The country is currently enjoying around 3.0 per cent tariff on average in the global market.
It also showed that exporters of India and Pakistan would face lower tariffs compare to Bangladesh, 31.70 per cent and 40 per cent respectively.
Such tariff for Sri Lanka would be higher than Bangladesh, or around 47 per cent.
Dr Zaidi Sattar, chairman of the Policy Research Institute of Bangladesh (PRI), partially differed with the UNCTAD analysis.
"Bangladesh will not be affected at the current stage of trade war," he told the FE on Monday.
"The current wave of tariff war is between the US and big countries," he said.
"The US is imposing high tariff on the imports of products it thinks should get protection.
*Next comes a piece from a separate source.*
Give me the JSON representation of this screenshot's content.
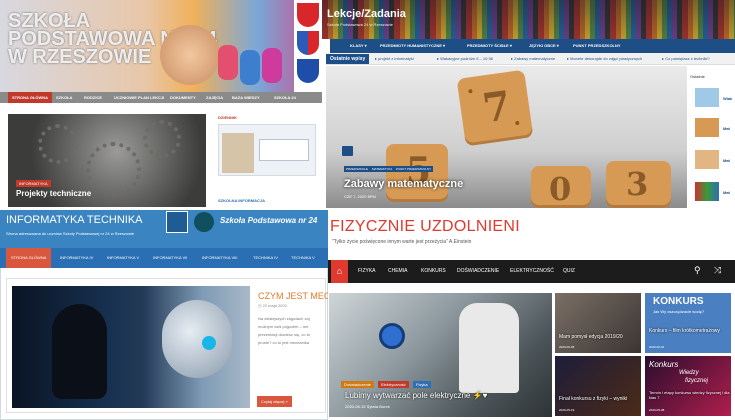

Other countries are also retaliating."
Dr Sattar noted that Bangladesh is already facing 15 per cent average tariff in the US market.
In the EU, the country is enjoying tariff-free market access under the Everything But Arms (EBA) benefit, he said.
Dr Sattar, a former World Bank economist, argued that the Least Developed Countries (LDCs) including Bangladesh will continue to enjoy the tariff-free access to different developed countries for the time being.
"These countries may face higher tariff only if there is an all-out trade war where every country will increase its tariff," he noted.
The UNCTAD analysis, however, noted that the increased tariffs are calculated under the assumption that all countries would engage in a trade war and set tariffs to their optimal mercantilist levels.
"This would include also nullifying any bilateral concessions and preferential conditions for specific categories of countries (e.g. least developed countries," it said in a note.
UNCTAD economist Dr Alessandro Nicita, along with Dr Peri da Silva at Kansas State University and Dr Marcelo Olarreaga of the University of Geneva, calculated the non-cooperative tariffs of different countries in case of full-scale trade war.
"A trade war would not hit all countries and industries equally," said Dr Nicita in a write-up appeared on the web portal of the UNCTAD.
"While the main economies may have sufficient economic weight to withstand significant retaliation, it does not mean that they will benefit from a trade war," he added.